Günümüz cahiliyyesinde, şunlar Allah için, şunlar da ortakları olan putlar için diye taksimat ta yok. Çünkü, artık pagan toplumların bile duydukları o kaygıya sahip değiller. Sadece, mistik duyguları tatmin için Allah'a ayrılan bazı zaman ve mallar var. Zamanın en aktifi, en verimli çağı, malın en güzeli, en göz alıcısı olan dünyalıklar, kendilerine, heva ve heveslerine, hoşnut etmek için çırpındıkları putlarına ayrılırken, atıl kalınan vakitler, üretken olunmayan saatler, dünyalıklardan alıkoymayan zamanlar, göz yummadan alıcısı olunmayan mallar, firavun sofralarından arta kalanlar ve daha nice angaryalar ise, Allah'a bırakılıyor. Bunların içinden de işe yarar görülenler, dünyalıklara aktarılırken, nefis için ayrılan dünyalıklardan ise, Allah için sarf etmekten, mal, can, nefes tüketmekten bahsedilemez. Rabb Teâlanın, "… Ne kötü hüküm veriyorlar" (En'âm 136) buyurduğu "Ortakları için ayrılan (ki günümüzde kendi nefsini merkeze koyan insanın kendini putlaştırmasıdır.) Allah'a ulaşmıyor, fakat Allah için ayrılan ortaklarına ulaşıyor!" (En'âm 136)

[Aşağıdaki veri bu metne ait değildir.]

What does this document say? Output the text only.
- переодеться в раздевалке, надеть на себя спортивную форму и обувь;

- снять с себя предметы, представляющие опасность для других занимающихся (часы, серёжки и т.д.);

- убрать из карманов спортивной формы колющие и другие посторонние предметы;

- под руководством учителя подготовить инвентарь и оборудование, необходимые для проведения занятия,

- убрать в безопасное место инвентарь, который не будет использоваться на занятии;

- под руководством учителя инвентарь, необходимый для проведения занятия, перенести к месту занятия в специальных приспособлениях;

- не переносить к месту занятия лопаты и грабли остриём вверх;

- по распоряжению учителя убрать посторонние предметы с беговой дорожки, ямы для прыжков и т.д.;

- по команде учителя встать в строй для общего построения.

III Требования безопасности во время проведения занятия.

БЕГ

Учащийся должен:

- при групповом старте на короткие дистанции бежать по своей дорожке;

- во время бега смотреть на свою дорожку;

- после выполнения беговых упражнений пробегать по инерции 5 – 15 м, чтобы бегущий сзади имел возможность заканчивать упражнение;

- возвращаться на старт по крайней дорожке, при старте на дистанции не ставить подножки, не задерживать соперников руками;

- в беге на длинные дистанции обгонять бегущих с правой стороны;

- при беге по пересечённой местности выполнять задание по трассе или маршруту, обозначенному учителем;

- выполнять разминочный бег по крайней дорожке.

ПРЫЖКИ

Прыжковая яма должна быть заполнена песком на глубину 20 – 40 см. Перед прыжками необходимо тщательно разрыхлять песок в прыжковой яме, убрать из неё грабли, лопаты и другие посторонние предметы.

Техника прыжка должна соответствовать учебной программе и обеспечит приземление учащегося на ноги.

Sanat ve ilerleme adına da, kendi yapıp kendi taptıkları, şiirleri, kitap ve resimleri, söz ve şarkıları vardır. Artık Ukaz, Zü'l Mecâz ve Mecenne'leri yok; ancak, her türlü çirkefin sergilendiği festivaller, şenlik ve kutlama haftaları vardır.

Artık adına, Mev'ude (Mev'ude kız çocuklarının diri diri gömülme adetidir) dedikleri adetleri de yoktur. Kız çocukları cinsiyetinden ötürü toprağa diri diri gömme vahşetinin yerini, şimdi Feministlerin savunuculuğunu yaptığı doğum kontrolleri almış. Doğacak çocuğun cinsiyetini beklemeye bile gerek bırakmayan, adına kürtaj dedikleri mev'udeleri vardır. Fal çekmeler, ok atmalar öyle geçmiş ibtidai usullerle yapılmıyor. Çağdaş toplumun mitosları; fallar, burçlar, şans ve talih oyunları artık ilerici(!) basın-yayın, TV, kumar otelleri, ilerici demokratik devlet elleriyle organize ediliyor. Bunların birçoğu cahili işlevinden ötürü adına medya denilen (aptal kutusu v.s.) sektör tarafından yerine getiriliyor.

Kabilelerarası savaşların yerini, müstekbirlerin sömürülerini garantiye almak için mustaza'aflara karşı yaptıkları sıradan savaşlar almıştır.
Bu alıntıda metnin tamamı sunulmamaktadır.